The ruling added that although Yuan has faced charges of corruption and forgery in the military courts, because he was retired his lawsuit will be transferred and heard by the Taipei District Court.

The high court ruling said Yuan had been in charge of the navy's minesweeper procurement program since 1988, when he served at Navy General Headquarters.

At that time, Peng was stationed in Germany to arrange weapons procurement.

Yuan in 1991 forged documents that allowed him to draw US$329,681 in interest from the minesweeper deal's fund deposited at the UK-based London Bank.

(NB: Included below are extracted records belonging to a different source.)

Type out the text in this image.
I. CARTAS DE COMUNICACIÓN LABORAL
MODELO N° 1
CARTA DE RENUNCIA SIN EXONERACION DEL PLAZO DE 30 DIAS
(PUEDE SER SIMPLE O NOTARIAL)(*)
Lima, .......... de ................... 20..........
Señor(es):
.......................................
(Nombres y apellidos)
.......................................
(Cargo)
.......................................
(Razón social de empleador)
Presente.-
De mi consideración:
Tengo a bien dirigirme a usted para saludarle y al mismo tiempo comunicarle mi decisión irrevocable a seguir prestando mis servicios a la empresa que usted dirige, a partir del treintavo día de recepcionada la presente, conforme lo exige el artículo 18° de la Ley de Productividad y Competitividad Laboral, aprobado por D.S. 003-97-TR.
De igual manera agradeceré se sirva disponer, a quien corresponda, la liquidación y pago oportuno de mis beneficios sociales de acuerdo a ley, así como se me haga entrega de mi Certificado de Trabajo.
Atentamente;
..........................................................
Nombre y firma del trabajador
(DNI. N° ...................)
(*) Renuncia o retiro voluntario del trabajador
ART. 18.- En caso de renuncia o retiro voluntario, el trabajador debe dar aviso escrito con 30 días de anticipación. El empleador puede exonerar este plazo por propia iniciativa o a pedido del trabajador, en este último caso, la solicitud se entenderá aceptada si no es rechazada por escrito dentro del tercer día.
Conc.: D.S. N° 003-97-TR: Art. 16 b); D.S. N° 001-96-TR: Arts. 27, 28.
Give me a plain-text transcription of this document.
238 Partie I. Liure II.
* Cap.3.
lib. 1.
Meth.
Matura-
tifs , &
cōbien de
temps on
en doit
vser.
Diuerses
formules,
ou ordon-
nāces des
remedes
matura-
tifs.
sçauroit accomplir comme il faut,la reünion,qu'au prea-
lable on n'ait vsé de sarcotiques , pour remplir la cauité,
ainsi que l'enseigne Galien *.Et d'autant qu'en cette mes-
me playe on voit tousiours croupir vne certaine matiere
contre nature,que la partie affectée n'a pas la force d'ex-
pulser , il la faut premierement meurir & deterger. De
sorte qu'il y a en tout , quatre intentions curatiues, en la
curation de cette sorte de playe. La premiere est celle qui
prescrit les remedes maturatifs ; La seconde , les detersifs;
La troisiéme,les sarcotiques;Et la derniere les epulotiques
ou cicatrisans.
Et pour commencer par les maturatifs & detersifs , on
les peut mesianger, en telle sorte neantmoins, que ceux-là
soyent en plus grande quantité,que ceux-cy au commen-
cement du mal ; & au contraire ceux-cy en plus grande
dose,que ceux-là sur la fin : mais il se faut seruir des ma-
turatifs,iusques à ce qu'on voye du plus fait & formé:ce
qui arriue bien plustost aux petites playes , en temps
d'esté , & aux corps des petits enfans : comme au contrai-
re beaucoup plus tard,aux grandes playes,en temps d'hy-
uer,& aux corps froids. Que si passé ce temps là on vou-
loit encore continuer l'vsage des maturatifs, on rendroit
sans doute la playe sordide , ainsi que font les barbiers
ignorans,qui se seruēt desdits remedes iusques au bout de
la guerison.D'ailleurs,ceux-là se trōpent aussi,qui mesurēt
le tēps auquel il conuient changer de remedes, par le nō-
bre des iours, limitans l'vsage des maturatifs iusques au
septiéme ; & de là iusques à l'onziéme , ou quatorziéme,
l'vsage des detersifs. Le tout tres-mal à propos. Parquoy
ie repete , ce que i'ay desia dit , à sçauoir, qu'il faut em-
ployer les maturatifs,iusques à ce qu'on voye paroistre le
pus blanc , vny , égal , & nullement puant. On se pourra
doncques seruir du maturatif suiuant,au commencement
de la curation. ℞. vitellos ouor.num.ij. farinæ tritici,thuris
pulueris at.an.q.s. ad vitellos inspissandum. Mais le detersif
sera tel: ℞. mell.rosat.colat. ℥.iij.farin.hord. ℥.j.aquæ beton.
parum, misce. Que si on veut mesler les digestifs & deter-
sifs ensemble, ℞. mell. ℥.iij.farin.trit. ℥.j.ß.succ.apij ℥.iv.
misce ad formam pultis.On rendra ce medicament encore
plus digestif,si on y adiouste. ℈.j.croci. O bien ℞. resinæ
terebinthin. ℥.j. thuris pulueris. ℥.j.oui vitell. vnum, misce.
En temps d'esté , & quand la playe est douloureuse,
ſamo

Yuan then deposited that money into Peng's personal account at the Germany-based Bremen Bank.

The Taipei District Prosecutors Office's indictment had said that Yeh, when he discovered Yuan's alleged misdeeds, approved an illegal proposal that Yuan should receive administrative discipline and leave the navy.

The navy's discipline section proposed two options for punishing Yuan: either force him to face criminal proceedings or hand down administrative disciplinary measures and force him to retire from the navy.

The navy decided on the second option, and Yuan left the military without being prosecuted.

Despite the controversy, according to naval officials, the purchase of four German "MWW-50" minesweepers in 1988 has enhanced the navy's capabilities on anti-mine warfare.

Yuan's transactions were exposed in the course of the Lafayette-class frigate scandal that erupted after the murder of navy Captain Yin Ching-feng (尹清楓) in 1993.

Yin is widely believed to have been killed because he was about to blow the whistle on colleagues for taking kickbacks from the sale of French frigates to Taiwan.